Bake the crust for 10 minutes, then let it cool completely.
In a saucepan, combine 3/4 cup sugar and flour. Gradually whisk in milk until smooth. Cook over medium heat, stirring constantly, until the mixture thickens and comes to a boil.
Reduce the heat and cook for 2 more minutes. Remove from heat.
Stir a small amount of the hot mixture into the beaten egg yolks, then return all to the saucepan. Bring to a gentle boil and cook for 2 more minutes, stirring constantly.
Remove from heat and stir in 2 tablespoons butter and 1 teaspoon vanilla extract. Let it cool slightly.
Slice bananas and arrange them in the cooled crust. Pour the custard over the bananas, spreading evenly.
Chill the pie in the refrigerator for at least 4 hours or until set.
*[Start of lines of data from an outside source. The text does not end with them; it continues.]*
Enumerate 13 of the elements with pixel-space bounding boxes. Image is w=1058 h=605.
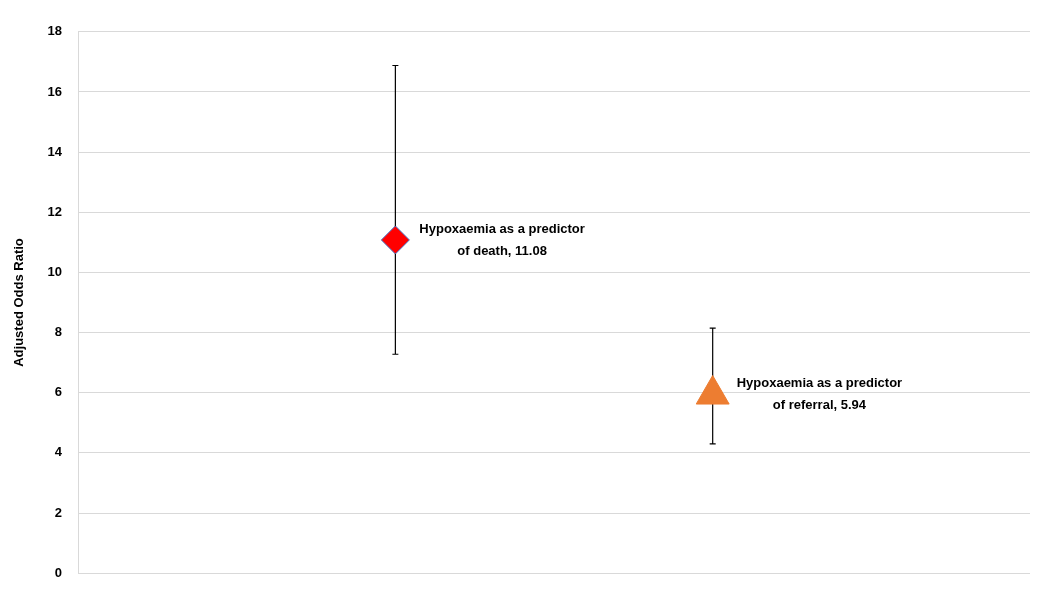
y-tick-label: 8 [54, 324, 63, 340]
y-tick-label: 4 [54, 444, 63, 460]
y-tick-label: 0 [54, 564, 63, 580]
y-tick-label: 12 [47, 203, 63, 219]
y-tick-label: 14 [47, 143, 63, 159]
data-label: Hypoxaemia as a predictor of death, 11.08 [419, 220, 585, 258]
y-tick-label: 18 [47, 23, 63, 39]
y-tick-label: 6 [54, 384, 63, 400]
y-axis-title: Adjusted Odds Ratio [11, 238, 27, 367]
y-tick-label: 2 [54, 504, 63, 520]
data-label: Hypoxaemia as a predictor of referral, 5.94 [736, 375, 903, 413]
y-tick-label: 16 [47, 83, 63, 99]
y-tick-label: 10 [47, 264, 63, 279]
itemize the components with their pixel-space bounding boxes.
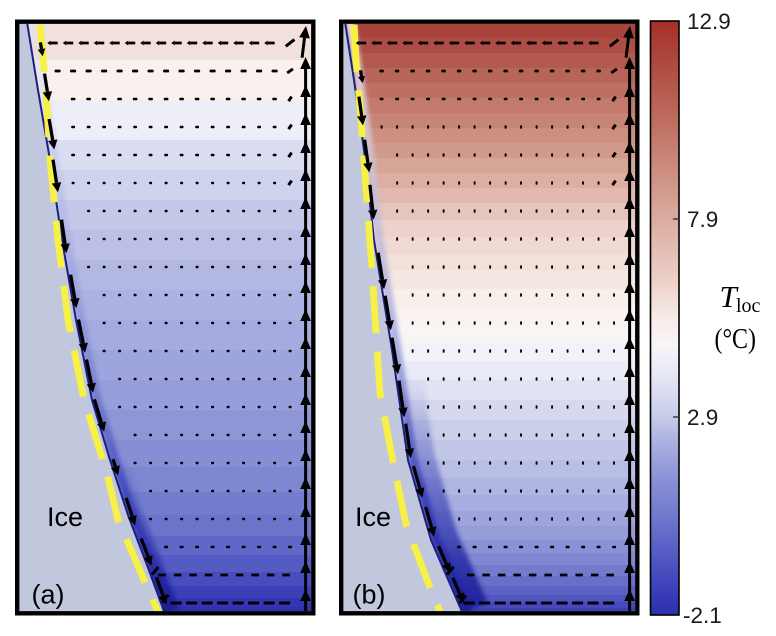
svg-text:-2.1: -2.1 xyxy=(683,603,722,628)
svg-text:Ice: Ice xyxy=(355,502,391,532)
svg-text:T: T xyxy=(720,279,740,314)
svg-text:12.9: 12.9 xyxy=(687,9,731,34)
svg-text:loc: loc xyxy=(736,295,761,317)
svg-text:(b): (b) xyxy=(353,580,386,610)
svg-text:Ice: Ice xyxy=(47,502,83,532)
svg-text:(°C): (°C) xyxy=(715,324,757,355)
svg-text:(a): (a) xyxy=(32,580,65,610)
svg-text:7.9: 7.9 xyxy=(687,207,718,232)
svg-text:2.9: 2.9 xyxy=(687,405,718,430)
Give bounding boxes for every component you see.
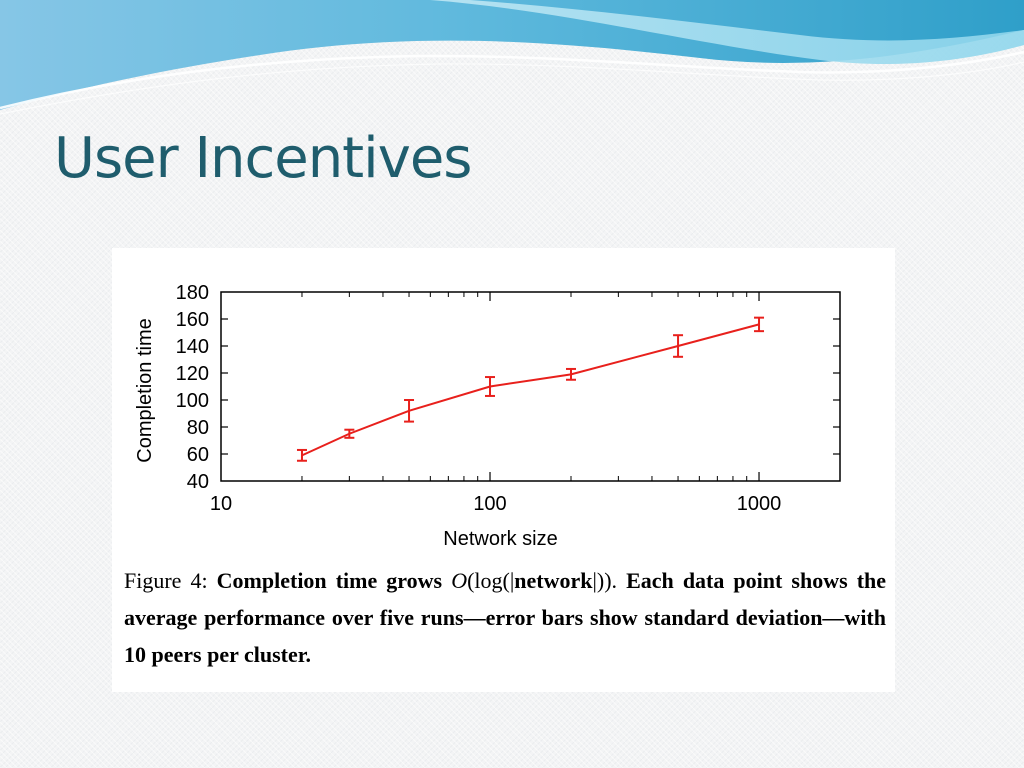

In a large bowl, beat the heavy whipping cream, powdered sugar, and 1 teaspoon vanilla extract until soft peaks form.
Spread or pipe the whipped cream over the chilled pie before serving.
Variations & Tips
For a chocolate twist, add a layer of chocolate ganache over the crust before adding the bananas. You can also try using a vanilla wafer crust instead of graham crackers for a different texture. If you have picky eaters, consider blending the bananas into the custard for a smoother filling. For a lighter version, use low-fat milk and skip the whipped cream topping.